From Prediction to Action
Predictive modeling isn’t just about building algorithms —it’s about embedding insights into daily decisions.
Practical applications include:
- Prioritizing quotes with a higher probability of success.
- Detecting projects likely to drift off schedule or budget.
- Identifying human or logistical factors that most affect profitability.
- Optimizing purchasing and resource planning based on historical behavior.
In short: the goal isn’t to predict out of curiosity, but to anticipate in order to act.
Why This Approach Matters
In a competitive environment, companies that can translate their data into predictive intelligence gain a clear advantage.
They reduce uncertainty, manage risk proactively, and deploy resources more efficiently.
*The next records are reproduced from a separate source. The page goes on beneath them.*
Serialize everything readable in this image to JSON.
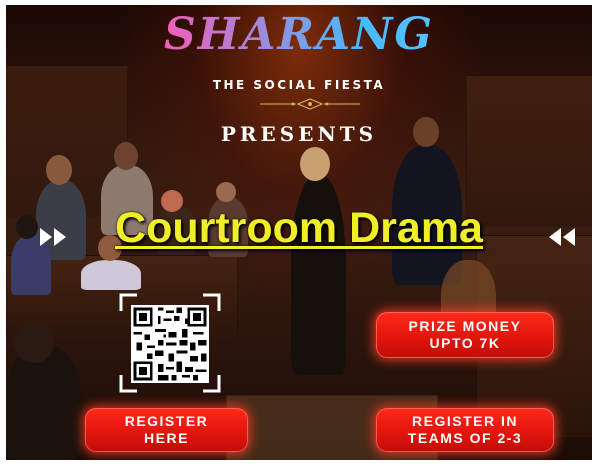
{
  "logo": {
    "text": "SHARANG"
  },
  "tagline": "THE SOCIAL FIESTA",
  "presents": "PRESENTS",
  "event_title": "Courtroom Drama",
  "prize": {
    "line1": "PRIZE MONEY",
    "line2": "UPTO 7K"
  },
  "register": {
    "line1": "REGISTER",
    "line2": "HERE"
  },
  "teams": {
    "line1": "REGISTER IN",
    "line2": "TEAMS OF 2-3"
  },
  "colors": {
    "title": "#f0ee27",
    "button": "#e3150d",
    "logo_pink": "#ff2d8a",
    "logo_blue": "#3fb5ff"
  },
  "icons": {
    "left_arrow": "double-chevron-right-icon",
    "right_arrow": "double-chevron-left-icon",
    "qr": "qr-code-icon"
  }
}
What’s most interesting is that many already have all the necessary data —they just need to structure it and approach it with the right analytical mindset.
Conclusion
Machine Learning isn’t reserved for tech giants.
Any company that has been recording its operations for a few years can use its own data to learn, adapt, and project future performance.
Predictive models help organizations make clearer decisions, foresee challenges, and strengthen profitability.
Most organizations already possess the information they need —what they lack is a smarter way to read it.
That’s where predictive models become a design tool: they reveal how decisions, teams, materials, and context interact to form a clearer picture of what’s ahead.
At Dagaa, we develop models that do exactly that —turning data into actionable insight by combining technical understanding with business perspective.
Every model is unique, because every company has its own pattern, its own rhythm, and its own story written in data.
Sometimes, the first step isn’t to predict the future —it’s simply to start seeing it more clearly.